As used herein, the term “if” may be construed to mean “when” or “upon” or “in response to determining” or “in accordance with a determination” or “in response to detecting,” that a stated condition precedent is true, depending on the context. Similarly, the phrase “if it is determined [that a stated condition precedent is true]” or “if [a stated condition precedent is true]” or “when [a stated condition precedent is true]” may be construed to mean “upon determining” or “in response to determining” or “in accordance with a determination” or “upon detecting” or “in response to detecting” that the stated condition precedent is true, depending on the context.

Although some of the various drawings illustrate a number of logical stages in a particular order, stages that are not order dependent may be reordered and other stages may be combined or broken out. While some reordering or other groupings are specifically mentioned, others will be obvious to those of ordinary skill in the art and so do not present an exhaustive list of alternatives. Moreover, it should be recognized that the stages could be implemented in hardware, firmware, software or any combination thereof.

The foregoing description, for purpose of explanation, has been described with reference to specific embodiments. However, the illustrative discussions above are not intended to be exhaustive or to limit the invention to the precise forms disclosed. Many modifications and variations are possible in view of the above teachings. The embodiments were chosen and described in order to best explain the principles of the invention and its practical applications, to thereby enable others skilled in the art to best utilize the invention and various embodiments with various modifications as are suited to the particular use contemplated.

REFERENCES

• U.S. Pat. No. 4,970,697
• U.S. Pat. No. 4,694,435
• U.S. Pat. No. 5,113,377
• U.S. Pat. No. 5,257,241
• U.S. Pat. No. 6,256,589
• Duquet, B., and K. Marfurt, 1999, filtering coherent noise during prestack depth migration: Geophysics, 64, 1054-1066.
• Duquet, B., K. Marfurt, and J. Dellinger, 2000, Kirchhoff modeling, inversion for reflectivity, and subsurface illumination: Geophysics, 65, 1195-1209.
• Nemeth, T., B. Cornish, W. Kempner, R. Langan, 2000, 3-D VSP migration imaging with constraints in Lost Hills, Calif.: 70th Annual International Meeting, SEG, Expanded Abstracts, 1560-1563.
• Stolk, C., and W. Symes, 2004, Kinematic artifacts in prestack depth migration: Geophysics, 69, 562-575.
• Yu, J., and G. Schuster, 2004, Enhancing illumination coverage of VSP data by crosscorrelogram migration: 74^th Annual International Meeting, SEG, Expanded Abstracts, 2501-2504.

Claims

1. A system for performing seismic surveys, comprising:

a. devices for attaching fiber-optic (FO) cables/sensors to existing subsea infrastructure; and

b. devices for recording seismic data at the fiber-optic cables/sensors attached to the existing subsea infrastructure.

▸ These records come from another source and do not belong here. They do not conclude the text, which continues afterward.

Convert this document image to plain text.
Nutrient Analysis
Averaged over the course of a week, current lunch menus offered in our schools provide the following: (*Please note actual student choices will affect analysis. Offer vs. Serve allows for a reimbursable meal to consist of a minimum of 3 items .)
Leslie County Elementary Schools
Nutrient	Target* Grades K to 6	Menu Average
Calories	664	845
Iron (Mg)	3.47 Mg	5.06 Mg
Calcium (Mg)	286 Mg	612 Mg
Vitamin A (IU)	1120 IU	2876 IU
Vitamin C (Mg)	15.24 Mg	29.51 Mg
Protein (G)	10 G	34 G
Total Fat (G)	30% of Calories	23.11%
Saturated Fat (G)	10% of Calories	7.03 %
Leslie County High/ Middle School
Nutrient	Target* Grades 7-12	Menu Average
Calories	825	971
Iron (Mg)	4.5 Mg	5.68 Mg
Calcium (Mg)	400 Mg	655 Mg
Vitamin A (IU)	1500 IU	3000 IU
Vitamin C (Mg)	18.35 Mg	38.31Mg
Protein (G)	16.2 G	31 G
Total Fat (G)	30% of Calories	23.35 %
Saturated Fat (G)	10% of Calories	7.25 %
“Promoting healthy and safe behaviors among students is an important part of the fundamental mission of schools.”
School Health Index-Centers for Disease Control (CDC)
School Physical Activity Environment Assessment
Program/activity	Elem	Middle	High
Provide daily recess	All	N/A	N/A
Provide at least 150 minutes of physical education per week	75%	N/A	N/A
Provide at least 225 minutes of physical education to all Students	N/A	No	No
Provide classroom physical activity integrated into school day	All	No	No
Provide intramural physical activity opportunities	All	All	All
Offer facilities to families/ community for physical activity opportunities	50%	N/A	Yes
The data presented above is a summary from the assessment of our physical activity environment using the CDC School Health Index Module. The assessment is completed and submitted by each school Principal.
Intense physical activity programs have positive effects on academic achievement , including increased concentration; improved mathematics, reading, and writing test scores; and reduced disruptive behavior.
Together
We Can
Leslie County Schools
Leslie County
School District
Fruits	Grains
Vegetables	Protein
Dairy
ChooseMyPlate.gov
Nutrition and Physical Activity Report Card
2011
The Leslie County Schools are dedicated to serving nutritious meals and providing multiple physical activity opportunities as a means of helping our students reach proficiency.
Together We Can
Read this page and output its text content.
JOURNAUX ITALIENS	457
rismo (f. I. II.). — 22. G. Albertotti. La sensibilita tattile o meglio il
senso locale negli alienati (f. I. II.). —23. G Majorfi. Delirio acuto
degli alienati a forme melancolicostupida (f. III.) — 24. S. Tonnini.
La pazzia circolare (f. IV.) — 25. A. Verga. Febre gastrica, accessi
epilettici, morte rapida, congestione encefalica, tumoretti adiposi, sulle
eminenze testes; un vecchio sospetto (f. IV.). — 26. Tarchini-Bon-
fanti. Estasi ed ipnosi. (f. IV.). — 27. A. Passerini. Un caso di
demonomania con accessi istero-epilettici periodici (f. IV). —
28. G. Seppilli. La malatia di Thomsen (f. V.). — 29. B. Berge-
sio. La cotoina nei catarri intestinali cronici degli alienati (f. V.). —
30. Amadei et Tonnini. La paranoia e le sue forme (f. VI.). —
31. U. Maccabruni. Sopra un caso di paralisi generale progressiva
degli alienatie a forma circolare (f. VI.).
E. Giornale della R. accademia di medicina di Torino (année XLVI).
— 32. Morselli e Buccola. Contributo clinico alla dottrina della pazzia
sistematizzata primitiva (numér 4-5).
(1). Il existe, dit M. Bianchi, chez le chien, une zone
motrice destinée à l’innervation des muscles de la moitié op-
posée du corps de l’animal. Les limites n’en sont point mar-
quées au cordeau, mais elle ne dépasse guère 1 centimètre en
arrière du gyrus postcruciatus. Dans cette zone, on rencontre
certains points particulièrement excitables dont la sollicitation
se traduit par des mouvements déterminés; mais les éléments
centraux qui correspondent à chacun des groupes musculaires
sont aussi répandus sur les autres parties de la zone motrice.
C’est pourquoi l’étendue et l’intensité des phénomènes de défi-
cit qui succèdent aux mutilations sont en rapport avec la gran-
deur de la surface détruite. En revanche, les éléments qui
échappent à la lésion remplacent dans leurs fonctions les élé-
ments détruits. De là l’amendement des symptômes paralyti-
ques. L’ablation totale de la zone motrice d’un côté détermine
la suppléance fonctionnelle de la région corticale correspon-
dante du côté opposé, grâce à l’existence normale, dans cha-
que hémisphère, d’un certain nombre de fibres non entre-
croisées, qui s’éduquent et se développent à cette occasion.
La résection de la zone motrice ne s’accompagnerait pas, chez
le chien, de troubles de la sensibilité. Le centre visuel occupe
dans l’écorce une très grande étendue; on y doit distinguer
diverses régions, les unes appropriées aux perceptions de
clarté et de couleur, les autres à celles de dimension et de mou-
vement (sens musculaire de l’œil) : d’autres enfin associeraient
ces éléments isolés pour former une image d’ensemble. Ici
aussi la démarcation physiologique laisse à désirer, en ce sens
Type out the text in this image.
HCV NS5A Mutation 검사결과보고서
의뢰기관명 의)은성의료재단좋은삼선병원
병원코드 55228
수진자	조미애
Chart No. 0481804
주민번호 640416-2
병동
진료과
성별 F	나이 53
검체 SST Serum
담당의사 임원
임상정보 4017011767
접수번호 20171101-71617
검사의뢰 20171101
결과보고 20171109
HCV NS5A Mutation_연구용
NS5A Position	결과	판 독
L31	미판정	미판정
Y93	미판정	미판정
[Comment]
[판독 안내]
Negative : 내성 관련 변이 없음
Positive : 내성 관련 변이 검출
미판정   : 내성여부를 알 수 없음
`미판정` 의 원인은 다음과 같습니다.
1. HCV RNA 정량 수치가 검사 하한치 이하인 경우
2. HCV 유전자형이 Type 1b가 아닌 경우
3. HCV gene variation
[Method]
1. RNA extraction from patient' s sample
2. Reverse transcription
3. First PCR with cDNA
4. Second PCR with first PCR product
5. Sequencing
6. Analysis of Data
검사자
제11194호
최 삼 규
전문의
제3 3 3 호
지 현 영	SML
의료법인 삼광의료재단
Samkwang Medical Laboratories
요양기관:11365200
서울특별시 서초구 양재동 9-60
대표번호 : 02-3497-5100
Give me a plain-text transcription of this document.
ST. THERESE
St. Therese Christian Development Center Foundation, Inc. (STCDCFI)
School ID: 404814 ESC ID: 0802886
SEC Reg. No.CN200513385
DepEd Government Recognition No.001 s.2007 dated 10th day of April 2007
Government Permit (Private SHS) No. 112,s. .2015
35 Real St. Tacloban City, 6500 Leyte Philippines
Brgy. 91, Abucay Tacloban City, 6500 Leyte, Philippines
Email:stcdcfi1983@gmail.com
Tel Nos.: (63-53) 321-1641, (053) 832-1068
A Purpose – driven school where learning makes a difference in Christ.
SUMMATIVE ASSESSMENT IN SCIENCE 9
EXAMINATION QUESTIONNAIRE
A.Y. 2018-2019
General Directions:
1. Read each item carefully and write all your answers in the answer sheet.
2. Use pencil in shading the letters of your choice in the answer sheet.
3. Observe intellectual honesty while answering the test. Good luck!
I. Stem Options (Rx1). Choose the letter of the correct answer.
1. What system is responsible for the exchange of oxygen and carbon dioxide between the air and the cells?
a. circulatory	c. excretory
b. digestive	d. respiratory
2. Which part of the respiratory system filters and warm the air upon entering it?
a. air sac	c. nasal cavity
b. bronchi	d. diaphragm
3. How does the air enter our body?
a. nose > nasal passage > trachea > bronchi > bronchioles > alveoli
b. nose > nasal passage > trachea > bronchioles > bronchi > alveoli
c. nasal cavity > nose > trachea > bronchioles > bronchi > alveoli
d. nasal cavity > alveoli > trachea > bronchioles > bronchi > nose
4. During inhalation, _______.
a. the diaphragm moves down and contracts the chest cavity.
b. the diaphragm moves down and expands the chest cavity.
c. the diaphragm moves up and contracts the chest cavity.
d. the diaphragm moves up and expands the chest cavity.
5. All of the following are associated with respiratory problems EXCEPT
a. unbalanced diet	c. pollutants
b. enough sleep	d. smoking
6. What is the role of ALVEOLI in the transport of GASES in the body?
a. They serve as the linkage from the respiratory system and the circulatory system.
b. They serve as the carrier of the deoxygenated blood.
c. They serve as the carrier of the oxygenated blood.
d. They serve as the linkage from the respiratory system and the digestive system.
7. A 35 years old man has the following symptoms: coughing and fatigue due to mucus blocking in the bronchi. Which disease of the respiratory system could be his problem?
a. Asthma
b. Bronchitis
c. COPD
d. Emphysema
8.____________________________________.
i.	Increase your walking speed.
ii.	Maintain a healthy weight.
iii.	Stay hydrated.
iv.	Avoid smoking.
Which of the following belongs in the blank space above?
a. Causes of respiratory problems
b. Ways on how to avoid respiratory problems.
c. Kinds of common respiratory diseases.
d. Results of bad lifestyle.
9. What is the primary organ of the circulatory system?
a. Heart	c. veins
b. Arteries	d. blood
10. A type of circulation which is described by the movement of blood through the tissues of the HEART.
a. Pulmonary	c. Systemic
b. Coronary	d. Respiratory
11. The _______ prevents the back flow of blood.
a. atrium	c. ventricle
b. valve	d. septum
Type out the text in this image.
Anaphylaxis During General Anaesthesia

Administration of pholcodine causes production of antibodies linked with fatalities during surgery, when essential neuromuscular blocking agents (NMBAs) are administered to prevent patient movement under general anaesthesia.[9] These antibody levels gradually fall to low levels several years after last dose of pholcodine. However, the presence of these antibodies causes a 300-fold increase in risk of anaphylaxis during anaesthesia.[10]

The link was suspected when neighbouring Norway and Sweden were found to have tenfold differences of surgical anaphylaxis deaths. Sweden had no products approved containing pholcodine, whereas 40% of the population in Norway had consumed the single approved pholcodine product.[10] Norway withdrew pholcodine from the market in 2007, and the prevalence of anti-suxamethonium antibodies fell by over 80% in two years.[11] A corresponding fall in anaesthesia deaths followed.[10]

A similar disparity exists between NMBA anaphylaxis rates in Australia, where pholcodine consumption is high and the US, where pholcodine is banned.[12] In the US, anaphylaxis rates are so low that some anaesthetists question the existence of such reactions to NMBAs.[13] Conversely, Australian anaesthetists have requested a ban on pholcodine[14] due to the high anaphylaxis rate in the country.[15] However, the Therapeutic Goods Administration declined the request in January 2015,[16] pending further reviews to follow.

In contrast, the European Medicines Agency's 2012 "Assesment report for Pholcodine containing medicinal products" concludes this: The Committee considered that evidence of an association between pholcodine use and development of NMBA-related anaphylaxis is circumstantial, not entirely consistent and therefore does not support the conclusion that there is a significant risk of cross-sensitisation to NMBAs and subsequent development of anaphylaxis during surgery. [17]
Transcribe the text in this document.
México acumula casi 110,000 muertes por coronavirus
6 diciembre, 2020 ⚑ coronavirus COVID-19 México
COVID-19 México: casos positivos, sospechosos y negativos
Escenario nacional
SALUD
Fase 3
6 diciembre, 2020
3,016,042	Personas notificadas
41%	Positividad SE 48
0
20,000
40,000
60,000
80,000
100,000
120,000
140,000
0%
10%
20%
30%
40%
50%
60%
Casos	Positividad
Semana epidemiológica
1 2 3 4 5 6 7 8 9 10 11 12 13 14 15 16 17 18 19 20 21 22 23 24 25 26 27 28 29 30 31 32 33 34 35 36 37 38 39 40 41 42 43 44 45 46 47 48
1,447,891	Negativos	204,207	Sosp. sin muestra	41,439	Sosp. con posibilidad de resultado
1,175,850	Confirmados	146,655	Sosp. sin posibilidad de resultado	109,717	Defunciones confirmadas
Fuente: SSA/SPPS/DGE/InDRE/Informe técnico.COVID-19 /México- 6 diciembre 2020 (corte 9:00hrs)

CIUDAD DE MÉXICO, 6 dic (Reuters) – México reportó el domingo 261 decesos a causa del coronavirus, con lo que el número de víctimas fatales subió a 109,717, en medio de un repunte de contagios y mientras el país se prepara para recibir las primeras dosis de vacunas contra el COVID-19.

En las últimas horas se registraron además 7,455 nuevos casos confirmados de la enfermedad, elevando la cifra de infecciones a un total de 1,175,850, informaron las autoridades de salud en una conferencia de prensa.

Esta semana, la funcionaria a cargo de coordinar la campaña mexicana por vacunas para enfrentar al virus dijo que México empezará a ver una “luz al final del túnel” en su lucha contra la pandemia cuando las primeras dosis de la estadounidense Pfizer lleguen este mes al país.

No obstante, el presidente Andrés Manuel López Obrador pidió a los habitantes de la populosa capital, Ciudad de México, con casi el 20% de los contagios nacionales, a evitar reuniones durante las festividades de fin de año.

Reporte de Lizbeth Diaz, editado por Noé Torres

2. The system of claim 1 wherein the seismic data are passive seismic data.

3. The system of claim 1 wherein the seismic data are active seismic data generated from active seismic sources.

4. The system of claim 1 further comprising a computer system configured to process the recorded seismic data and generate seismic images and associated attributes.

5. The system of claim 1 wherein the attaching the FO cables/sensors is done by fastening the FO cables/sensors to anchor chains of existing subsea infrastructure.

6. The system of claim 1 wherein the attaching the FO cables/sensors is done by incorporating the FO cables/sensors into the existing subsea infrastructure.

7. The system of claim 1 further comprising an integrated dynamic monitoring system using a one way ranging technique and FO cables/sensors to determine the location of the FO cables/sensors.

8. A method for seismic imaging of a subsurface volume of interest, comprising:

a. recording seismic data using fiber-optic cables attached to existing subsea infrastructure;

b. processing the seismic data to create processed seismic data; and

c. generating digital seismic output volumes of the subsurface volume of interest from the processed seismic data.